"Hollywood hates labor, and hates shows about labor worse than any other thing. And that's why you won't be seeing another Roseanne anytime soon," comedian Roseanne Barr wrote in New York magazine in 2011. She predicted "enterprising, overmedicated, painted-up, capitalist whores claiming to be housewives" would dominate television in her place. She wasn't wrong.
Eras have since changed, and this week ABC announced the return of the woman the New Yorker deemed "America's bourgeois nightmare." The network is airing eight new episodes of Roseanne in 2018, and the entire Conner family is coming back. The news came after reports of television networks seeking to capture the lives of the white working class after the shocking 2016 presidential election. As is wont in our divided country, Americans are divided over whether we need more Roseanne episodes.
Some younger viewers perceive the reboot as disappointing. For millennials who mostly watched Roseanne in reruns, Barr is our lady of perpetual controversial statements. In the last year alone, she has accused Hillary Clinton of working with a "filthy Nazi whore" and feuded with Shaun King over President Donald Trump's Time cover. (Last July after news outlets reported that she endorsed Trump, Barr clarified that she just hates Clinton.)
Her controversies, though, have always included contradictions and nuances. She has been labeled an anti-Semite for posing as Adolf Hitler while baking cookies in a 2009 photo shoot, but she grew up Jewish and defends Israel all day on Twitter. Though she's sparred with Black Lives Matter activists over their opposition to Israeli settlements, she was also sued by George Zimmerman's parents for tweeting their address and phone number in 2012 and encouraging citizens to seek justice. "If Zimmerman isn't arrested I'll rt (re-tweet) his address again -- maybe go 2 his house myself," Barr tweeted. (A judge dismissed the case two years ago.)
Barr's opponents claims she represents patriotic, racist, red-state America, but after she screeched the National Anthem at a 1990 baseball game, President George Bush made a point to call her "disgraceful" as he launched Desert Storm. Even Bush's longtime opponents, famous feminists, refused to defend Barr. Only Madonna spoke up: "Roseanne Barr baby, thumbs up... You know what I can say to America—get a fucking sense of humor!" (It's worth noting the "Express Yourself" singer rejected the feminist label in 1990.)
Barr doesn't seem to care about any of the criticism. "Do I regret that every 'feminist' in Hollywood ran the other way when they saw me at Hollywood functions, to avoid taking a picture with me?" Barr asked the Washington Post 25 years later. "Actually, no, I don't regret any of it."
President George Bush made a point to call her "disgraceful" as he launched Desert Storm.

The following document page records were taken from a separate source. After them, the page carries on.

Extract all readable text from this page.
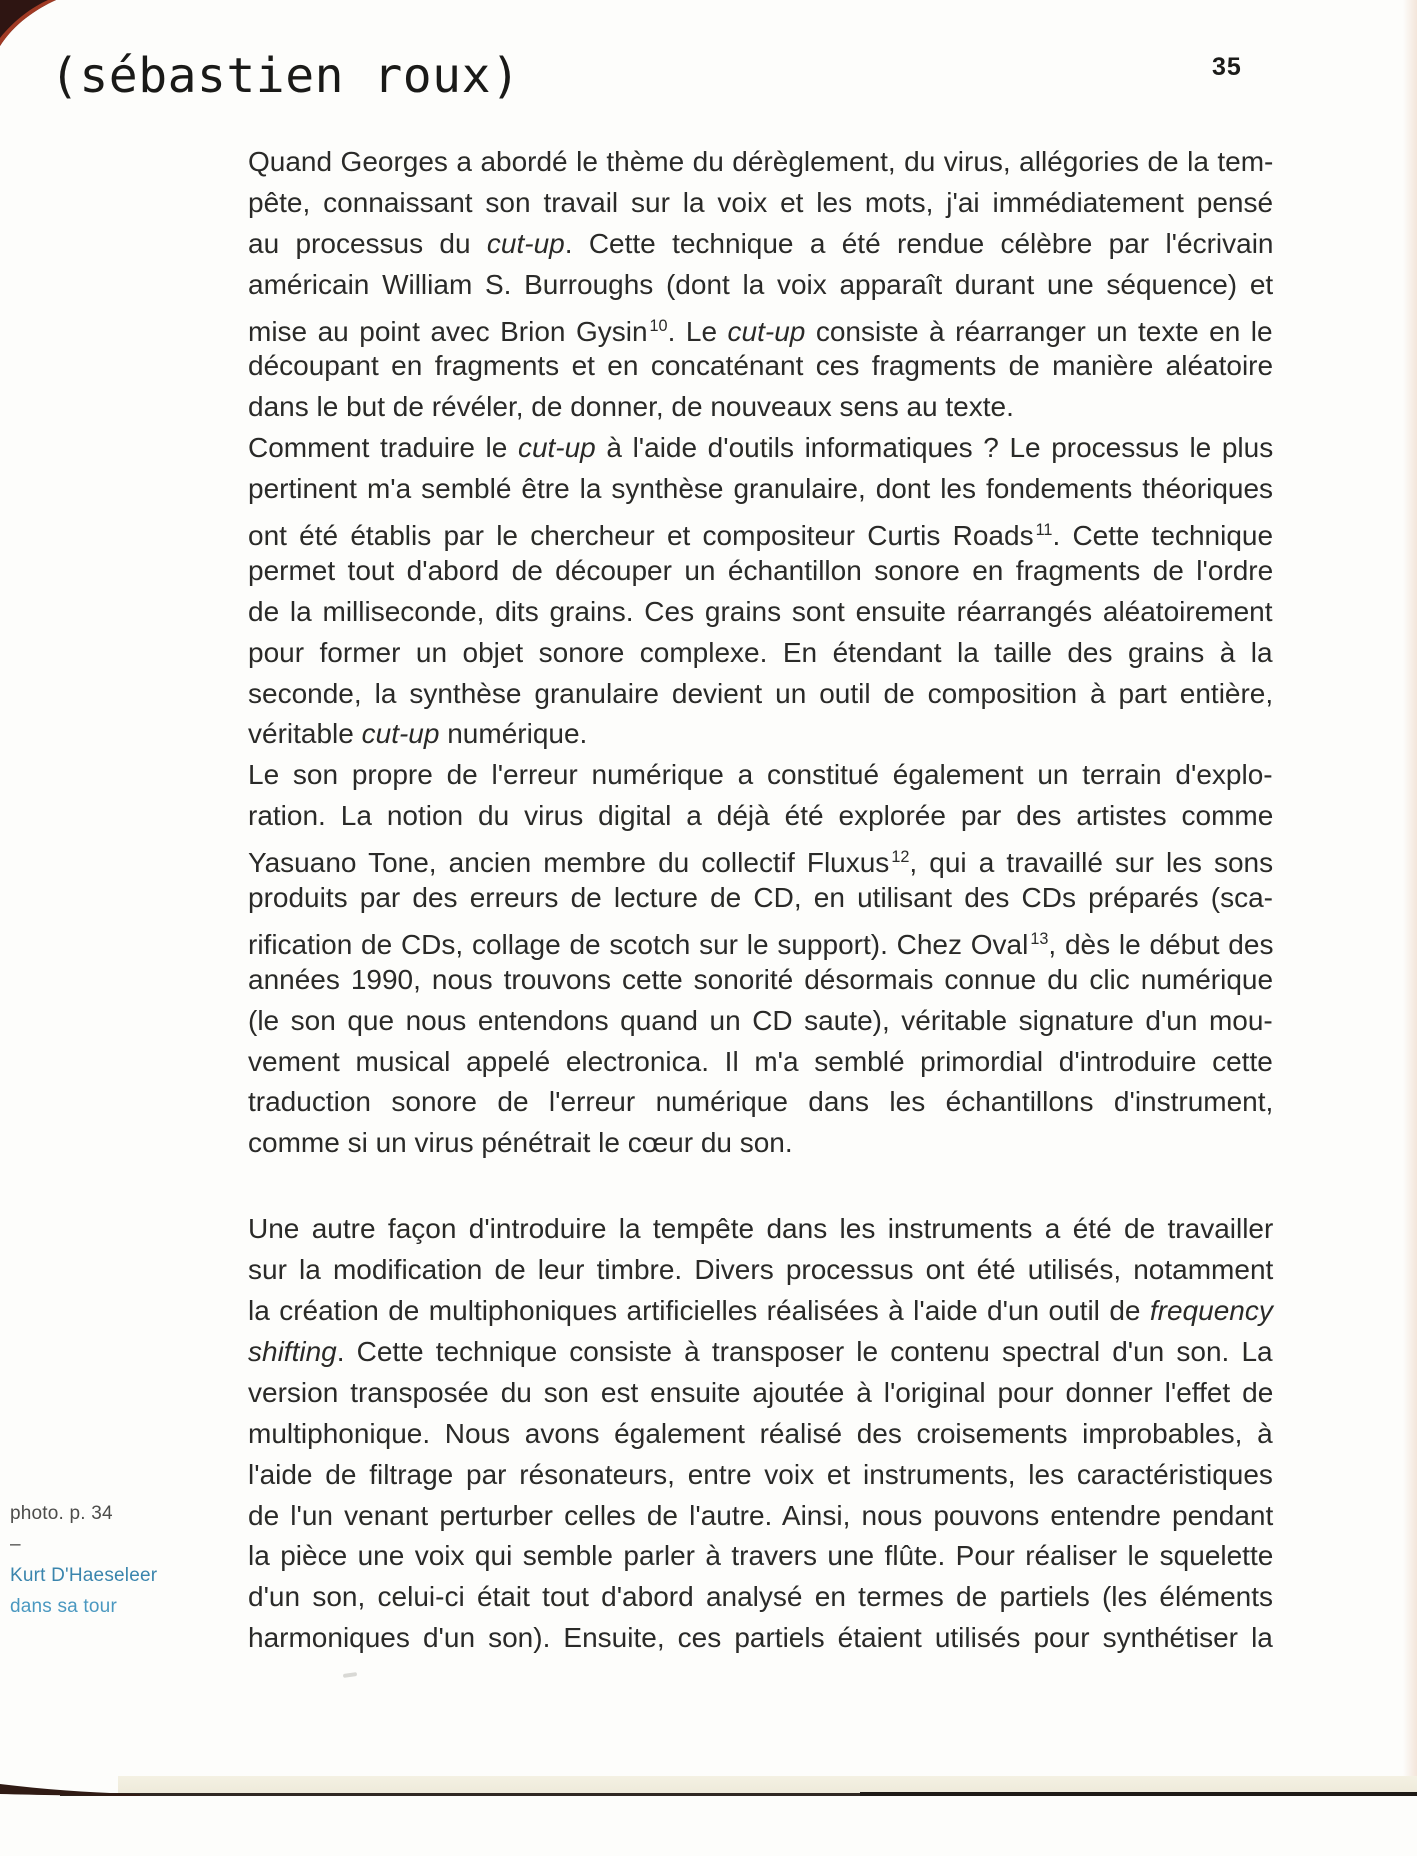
(sébastien roux)	35
Quand Georges a abordé le thème du dérèglement, du virus, allégories de la tem-
pête, connaissant son travail sur la voix et les mots, j'ai immédiatement pensé
au processus du cut-up. Cette technique a été rendue célèbre par l'écrivain
américain William S. Burroughs (dont la voix apparaît durant une séquence) et
mise au point avec Brion Gysin $^{10}$. Le cut-up consiste à réarranger un texte en le
découpant en fragments et en concaténant ces fragments de manière aléatoire
dans le but de révéler, de donner, de nouveaux sens au texte.
Comment traduire le cut-up à l'aide d'outils informatiques ? Le processus le plus
pertinent m'a semblé être la synthèse granulaire, dont les fondements théoriques
ont été établis par le chercheur et compositeur Curtis Roads $^{11}$. Cette technique
permet tout d'abord de découper un échantillon sonore en fragments de l'ordre
de la milliseconde, dits grains. Ces grains sont ensuite réarrangés aléatoirement
pour former un objet sonore complexe. En étendant la taille des grains à la
seconde, la synthèse granulaire devient un outil de composition à part entière,
véritable cut-up numérique.
Le son propre de l'erreur numérique a constitué également un terrain d'explo-
ration. La notion du virus digital a déjà été explorée par des artistes comme
Yasuano Tone, ancien membre du collectif Fluxus $^{12}$, qui a travaillé sur les sons
produits par des erreurs de lecture de CD, en utilisant des CDs préparés (sca-
rification de CDs, collage de scotch sur le support). Chez Oval $^{13}$, dès le début des
années 1990, nous trouvons cette sonorité désormais connue du clic numérique
(le son que nous entendons quand un CD saute), véritable signature d'un mou-
vement musical appelé electronica. Il m'a semblé primordial d'introduire cette
traduction sonore de l'erreur numérique dans les échantillons d'instrument,
comme si un virus pénétrait le cœur du son.
Une autre façon d'introduire la tempête dans les instruments a été de travailler
sur la modification de leur timbre. Divers processus ont été utilisés, notamment
la création de multiphoniques artificielles réalisées à l'aide d'un outil de frequency
shifting. Cette technique consiste à transposer le contenu spectral d'un son. La
version transposée du son est ensuite ajoutée à l'original pour donner l'effet de
multiphonique. Nous avons également réalisé des croisements improbables, à
l'aide de filtrage par résonateurs, entre voix et instruments, les caractéristiques
de l'un venant perturber celles de l'autre. Ainsi, nous pouvons entendre pendant
la pièce une voix qui semble parler à travers une flûte. Pour réaliser le squelette
d'un son, celui-ci était tout d'abord analysé en termes de partiels (les éléments
harmoniques d'un son). Ensuite, ces partiels étaient utilisés pour synthétiser la
photo. p. 34
–
Kurt D'Haeseleer
dans sa tour
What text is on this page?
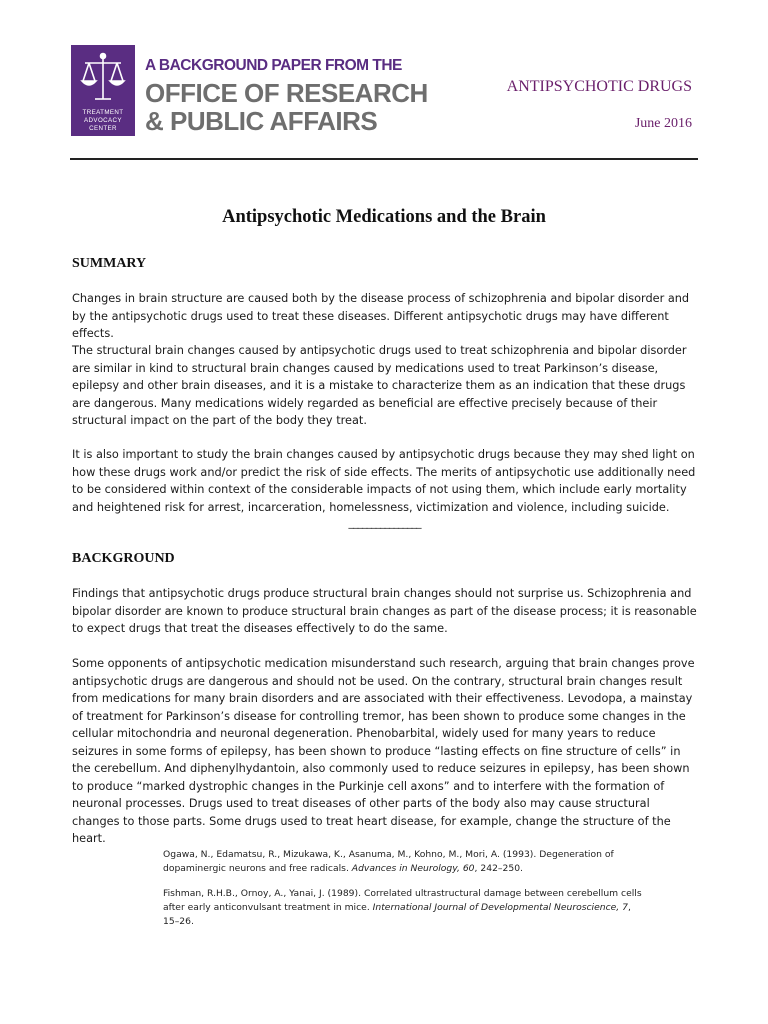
TREATMENT
ADVOCACY
CENTER
A BACKGROUND PAPER FROM THE
OFFICE OF RESEARCH
& PUBLIC AFFAIRS
ANTIPSYCHOTIC DRUGS
June 2016
Antipsychotic Medications and the Brain
SUMMARY

Changes in brain structure are caused both by the disease process of schizophrenia and bipolar disorder and by the antipsychotic drugs used to treat these diseases. Different antipsychotic drugs may have different effects.

The structural brain changes caused by antipsychotic drugs used to treat schizophrenia and bipolar disorder are similar in kind to structural brain changes caused by medications used to treat Parkinson’s disease, epilepsy and other brain diseases, and it is a mistake to characterize them as an indication that these drugs are dangerous. Many medications widely regarded as beneficial are effective precisely because of their structural impact on the part of the body they treat.

It is also important to study the brain changes caused by antipsychotic drugs because they may shed light on how these drugs work and/or predict the risk of side effects. The merits of antipsychotic use additionally need to be considered within context of the considerable impacts of not using them, which include early mortality and heightened risk for arrest, incarceration, homelessness, victimization and violence, including suicide.

________________
BACKGROUND

Findings that antipsychotic drugs produce structural brain changes should not surprise us. Schizophrenia and bipolar disorder are known to produce structural brain changes as part of the disease process; it is reasonable to expect drugs that treat the diseases effectively to do the same.

Some opponents of antipsychotic medication misunderstand such research, arguing that brain changes prove antipsychotic drugs are dangerous and should not be used. On the contrary, structural brain changes result from medications for many brain disorders and are associated with their effectiveness. Levodopa, a mainstay of treatment for Parkinson’s disease for controlling tremor, has been shown to produce some changes in the cellular mitochondria and neuronal degeneration. Phenobarbital, widely used for many years to reduce seizures in some forms of epilepsy, has been shown to produce “lasting effects on fine structure of cells” in the cerebellum. And diphenylhydantoin, also commonly used to reduce seizures in epilepsy, has been shown to produce “marked dystrophic changes in the Purkinje cell axons” and to interfere with the formation of neuronal processes. Drugs used to treat diseases of other parts of the body also may cause structural changes to those parts. Some drugs used to treat heart disease, for example, change the structure of the heart.

Ogawa, N., Edamatsu, R., Mizukawa, K., Asanuma, M., Kohno, M., Mori, A. (1993). Degeneration of dopaminergic neurons and free radicals. Advances in Neurology, 60, 242–250.

Fishman, R.H.B., Ornoy, A., Yanai, J. (1989). Correlated ultrastructural damage between cerebellum cells after early anticonvulsant treatment in mice. International Journal of Developmental Neuroscience, 7, 15–26.
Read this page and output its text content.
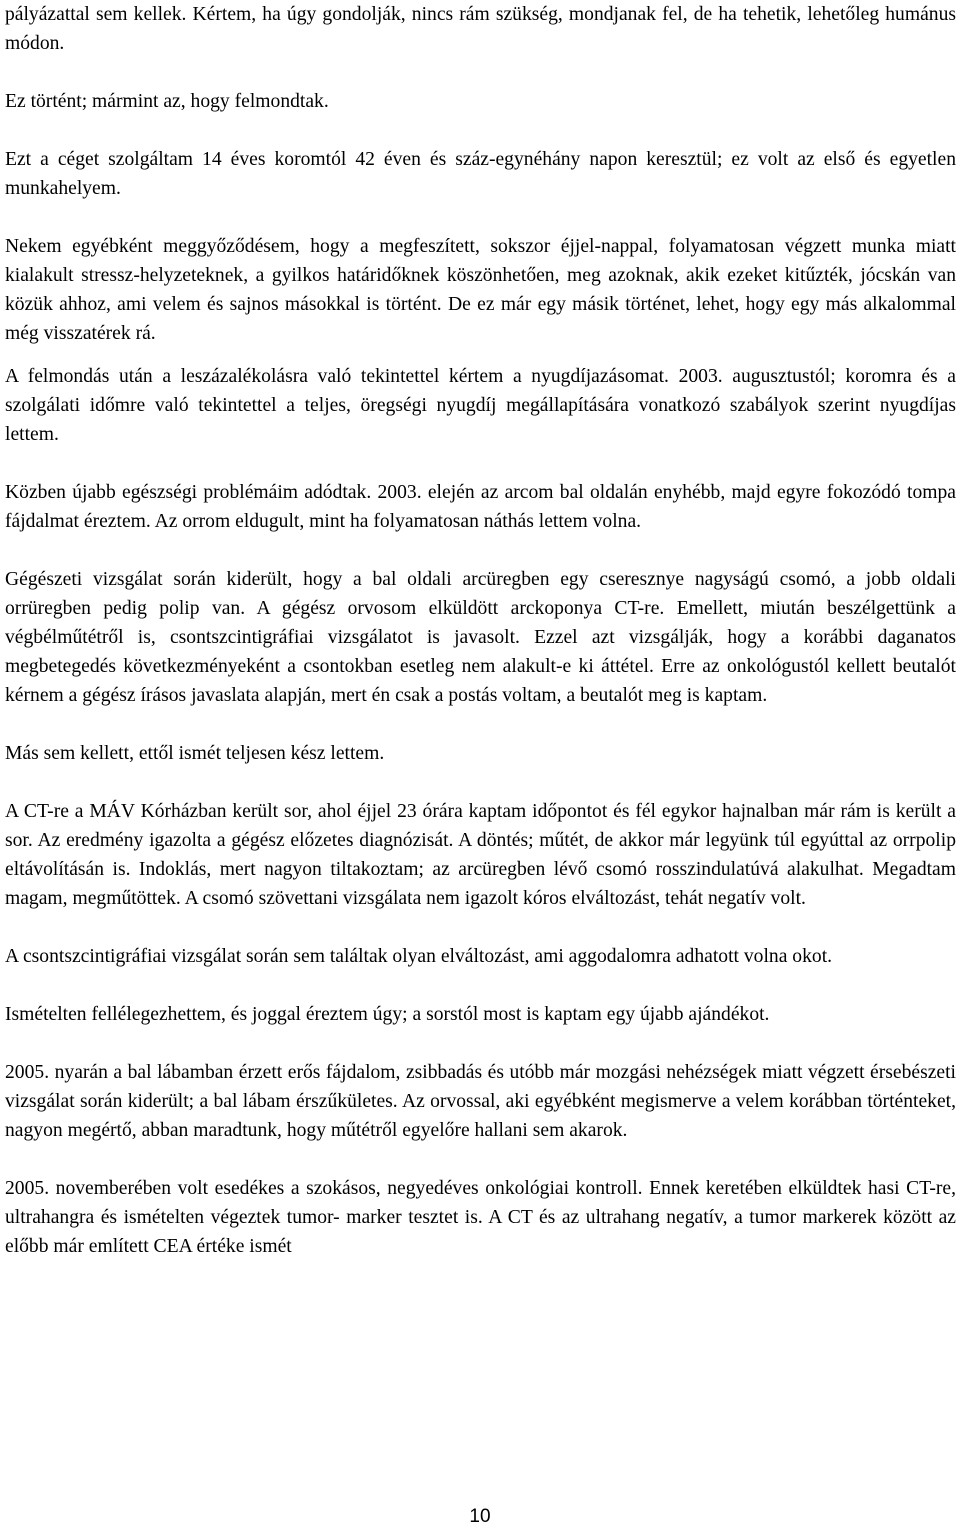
pályázattal sem kellek. Kértem, ha úgy gondolják, nincs rám szükség, mondjanak fel, de ha tehetik, lehetőleg humánus módon.

Ez történt; mármint az, hogy felmondtak.

Ezt a céget szolgáltam 14 éves koromtól 42 éven és száz-egynéhány napon keresztül; ez volt az első és egyetlen munkahelyem.

Nekem egyébként meggyőződésem, hogy a megfeszített, sokszor éjjel-nappal, folyamatosan végzett munka miatt kialakult stressz-helyzeteknek, a gyilkos határidőknek köszönhetően, meg azoknak, akik ezeket kitűzték, jócskán van közük ahhoz, ami velem és sajnos másokkal is történt. De ez már egy másik történet, lehet, hogy egy más alkalommal még visszatérek rá.

A felmondás után a leszázalékolásra való tekintettel kértem a nyugdíjazásomat. 2003. augusztustól; koromra és a szolgálati időmre való tekintettel a teljes, öregségi nyugdíj megállapítására vonatkozó szabályok szerint nyugdíjas lettem.

Közben újabb egészségi problémáim adódtak. 2003. elején az arcom bal oldalán enyhébb, majd egyre fokozódó tompa fájdalmat éreztem. Az orrom eldugult, mint ha folyamatosan náthás lettem volna.

Gégészeti vizsgálat során kiderült, hogy a bal oldali arcüregben egy cseresznye nagyságú csomó, a jobb oldali orrüregben pedig polip van. A gégész orvosom elküldött arckoponya CT-re. Emellett, miután beszélgettünk a végbélműtétről is, csontszcintigráfiai vizsgálatot is javasolt. Ezzel azt vizsgálják, hogy a korábbi daganatos megbetegedés következményeként a csontokban esetleg nem alakult-e ki áttétel. Erre az onkológustól kellett beutalót kérnem a gégész írásos javaslata alapján, mert én csak a postás voltam, a beutalót meg is kaptam.

Más sem kellett, ettől ismét teljesen kész lettem.

A CT-re a MÁV Kórházban került sor, ahol éjjel 23 órára kaptam időpontot és fél egykor hajnalban már rám is került a sor. Az eredmény igazolta a gégész előzetes diagnózisát. A döntés; műtét, de akkor már legyünk túl egyúttal az orrpolip eltávolításán is. Indoklás, mert nagyon tiltakoztam; az arcüregben lévő csomó rosszindulatúvá alakulhat. Megadtam magam, megműtöttek. A csomó szövettani vizsgálata nem igazolt kóros elváltozást, tehát negatív volt.

A csontszcintigráfiai vizsgálat során sem találtak olyan elváltozást, ami aggodalomra adhatott volna okot.

Ismételten fellélegezhettem, és joggal éreztem úgy; a sorstól most is kaptam egy újabb ajándékot.

2005. nyarán a bal lábamban érzett erős fájdalom, zsibbadás és utóbb már mozgási nehézségek miatt végzett érsebészeti vizsgálat során kiderült; a bal lábam érszűkületes. Az orvossal, aki egyébként megismerve a velem korábban történteket, nagyon megértő, abban maradtunk, hogy műtétről egyelőre hallani sem akarok.

2005. novemberében volt esedékes a szokásos, negyedéves onkológiai kontroll. Ennek keretében elküldtek hasi CT-re, ultrahangra és ismételten végeztek tumor- marker tesztet is. A CT és az ultrahang negatív, a tumor markerek között az előbb már említett CEA értéke ismét

10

The comedian's self-confidence and penchant for divisiveness allowed her to bring the working class to prime time television. Roseanne revolved around a family struggling to pay the bills and how that battle affected the family. Characters included plastic factory workers, fast food cooks, lesbians, and working moms.
Most importantly, Barbara Ehrenreich wrote in the New Republic in 1990, "Barr—and this may be her most appealing feature—is never a victim." Barr noted in her 2011 essay: "The kids were wiseasses, and so were the parents. I and the mostly great writers in charge of crafting the show every week never forgot that we needed to make people laugh, but the struggle to survive, and to break taboos, was equally important. And that was my goal from the beginning."
Barr, of course, was not the first comedy writer to force issues onto the screen. Sitcom empresario Norman Lear built his career on exploring difficult topics through comedy. The Facts of Life featured a character with cerebral palsy, and a 1971 All in the Family episode revolved around how working class Archie Bunker handles his macho drinking buddy's homosexuality. Barr went further to accurately represent the working class. She fought to make sure her characters repeated outfits like real lower-middle class Americans, forcing ABC to buy worn-out clothes. On ABC television sets, she battled corporate feminists before it was trendy to denounce Ivanka Trump and other girlbosses. "I cared little for them: blondes in high heels who were so anxious to reach the professional level of the men they worshipped, fawned over, served, built up, and flattered that they would stab other women in the back," Barr wrote in New York.
In most Americans' minds, Barr remains a symbol of the white working class even though her sitcom earned her millions. I didn't recognize my own family's working class roots until I watched reruns of Roseanne's ninth season, where the Conners win the lottery and blow through their newfound wealth just like my new money family.
Barr has always understood the complexities of class better than any other writer, regardless of her sometimes messy statements. Long before Trump and Bernie Sanders entered the presidential arena, Barr ran for president in 2012 on the platform to legalize weed and fight class inequality.
If anyone is going to dissect the lives of Trump voters, shouldn't it be the woman who made the white working class a family-friendly topic of national conversation in the first place?